Segall, Bryant & Hamill is looking to assume additional risk in its portfolio, either by moving down in credit quality or by adding to its mortgage-backed holdings. Greg Hosbein, portfolio manager of $1.5 billion, says the firm will shift about $30 million out of higher quality corporate or agency paper into lower-rated corporates or mortgage pass throughs in order to pick up additional yield. Before making the trade, Hosbein wants to wait for further spread widening in the secondary market, which he believes will occur as war-related concerns gather momentum.
Hosbein says he cannot anticipate specifically which securities the firm will buy, though if they are corporates, they will likely be triple-B or single-A rated and of intermediate maturity. Segall, Bryant recently bought some $5 million of the Avery Dennison 4.875% notes of '13 (A3/A) which priced at 85 basis points over Treasuries.
On the mortgage side, the firm added some $10 million 15-year 5% Fannie Mae pass throughs. It sold 10-year bulleted agencies and also used cash for the purchases.

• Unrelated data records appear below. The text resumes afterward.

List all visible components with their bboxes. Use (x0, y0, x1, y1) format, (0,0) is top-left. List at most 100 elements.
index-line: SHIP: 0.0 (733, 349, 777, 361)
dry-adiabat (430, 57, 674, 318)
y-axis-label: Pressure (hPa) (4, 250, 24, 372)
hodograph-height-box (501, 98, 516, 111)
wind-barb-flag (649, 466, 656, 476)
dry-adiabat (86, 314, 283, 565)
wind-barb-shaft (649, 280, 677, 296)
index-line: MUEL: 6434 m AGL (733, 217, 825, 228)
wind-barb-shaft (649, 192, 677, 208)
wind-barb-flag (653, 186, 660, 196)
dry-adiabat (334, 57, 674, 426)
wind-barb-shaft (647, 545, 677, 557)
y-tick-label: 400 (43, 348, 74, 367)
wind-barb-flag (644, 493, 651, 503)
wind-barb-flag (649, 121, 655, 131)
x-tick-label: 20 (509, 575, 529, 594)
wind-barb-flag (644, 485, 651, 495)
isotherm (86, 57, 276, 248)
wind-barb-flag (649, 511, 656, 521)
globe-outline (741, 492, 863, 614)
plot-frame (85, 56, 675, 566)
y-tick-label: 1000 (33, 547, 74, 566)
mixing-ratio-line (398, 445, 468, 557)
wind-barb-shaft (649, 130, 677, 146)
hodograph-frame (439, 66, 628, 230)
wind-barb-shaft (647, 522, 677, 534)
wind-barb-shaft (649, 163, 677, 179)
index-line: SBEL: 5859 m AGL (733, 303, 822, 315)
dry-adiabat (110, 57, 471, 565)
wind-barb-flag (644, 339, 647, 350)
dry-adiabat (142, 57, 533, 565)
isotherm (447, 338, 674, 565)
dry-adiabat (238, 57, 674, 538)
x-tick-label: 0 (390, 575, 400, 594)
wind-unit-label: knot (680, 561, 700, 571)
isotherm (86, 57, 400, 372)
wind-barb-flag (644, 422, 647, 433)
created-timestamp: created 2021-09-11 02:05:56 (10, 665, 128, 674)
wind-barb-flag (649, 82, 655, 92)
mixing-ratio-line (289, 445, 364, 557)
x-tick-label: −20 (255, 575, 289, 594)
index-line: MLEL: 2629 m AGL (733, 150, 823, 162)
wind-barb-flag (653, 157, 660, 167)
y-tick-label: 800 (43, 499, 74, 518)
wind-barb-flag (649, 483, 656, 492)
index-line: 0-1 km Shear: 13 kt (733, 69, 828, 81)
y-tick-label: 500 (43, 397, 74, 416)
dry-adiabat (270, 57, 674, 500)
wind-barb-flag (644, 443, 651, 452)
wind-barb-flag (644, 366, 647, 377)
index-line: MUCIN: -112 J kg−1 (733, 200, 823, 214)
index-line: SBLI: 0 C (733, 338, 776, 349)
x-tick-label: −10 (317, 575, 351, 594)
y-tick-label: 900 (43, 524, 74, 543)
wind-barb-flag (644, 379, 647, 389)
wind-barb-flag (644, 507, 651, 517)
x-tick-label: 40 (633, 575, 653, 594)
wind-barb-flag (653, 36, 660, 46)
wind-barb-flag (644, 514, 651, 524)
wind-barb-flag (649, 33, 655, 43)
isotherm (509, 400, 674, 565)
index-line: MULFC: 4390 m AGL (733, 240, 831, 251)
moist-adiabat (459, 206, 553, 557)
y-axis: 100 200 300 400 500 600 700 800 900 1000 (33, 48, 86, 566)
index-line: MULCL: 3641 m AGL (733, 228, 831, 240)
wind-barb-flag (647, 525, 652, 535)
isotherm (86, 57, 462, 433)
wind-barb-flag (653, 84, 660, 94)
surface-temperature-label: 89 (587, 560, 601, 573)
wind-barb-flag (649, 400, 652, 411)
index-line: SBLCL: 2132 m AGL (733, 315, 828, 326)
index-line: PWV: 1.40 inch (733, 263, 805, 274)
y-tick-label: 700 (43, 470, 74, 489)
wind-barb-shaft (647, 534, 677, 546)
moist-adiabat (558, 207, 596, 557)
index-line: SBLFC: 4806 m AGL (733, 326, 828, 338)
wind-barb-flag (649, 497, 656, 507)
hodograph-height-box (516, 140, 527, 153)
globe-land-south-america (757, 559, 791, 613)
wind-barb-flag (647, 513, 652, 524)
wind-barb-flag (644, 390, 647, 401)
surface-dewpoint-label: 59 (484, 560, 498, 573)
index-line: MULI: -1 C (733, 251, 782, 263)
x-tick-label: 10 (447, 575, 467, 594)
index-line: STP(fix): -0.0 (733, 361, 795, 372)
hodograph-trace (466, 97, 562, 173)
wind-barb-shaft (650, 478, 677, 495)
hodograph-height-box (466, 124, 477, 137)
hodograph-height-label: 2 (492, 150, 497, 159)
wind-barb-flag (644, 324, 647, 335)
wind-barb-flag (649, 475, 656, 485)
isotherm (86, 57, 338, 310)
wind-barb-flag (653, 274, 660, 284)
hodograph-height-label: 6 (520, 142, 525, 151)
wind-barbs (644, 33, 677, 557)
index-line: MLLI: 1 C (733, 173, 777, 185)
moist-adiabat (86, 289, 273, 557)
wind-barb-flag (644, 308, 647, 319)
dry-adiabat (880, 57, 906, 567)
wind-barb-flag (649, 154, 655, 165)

To the extent that future purchases come from sales of corporate credit, Segall, Bryant will likely sell some oil-related names. Hosbein declines to name the specific issues the firm would sell, however.
At a duration of 3.84 years in its core portfolios, the Chicago firm is a hair shorter than its bogey, the 3.85-year Lehman Brothers aggregate index. It allocates 39% to corporates, 35% to MBS, 10% to Treasuries, 10% to agency debentures, 5% to asset-back securities and 1% to cash.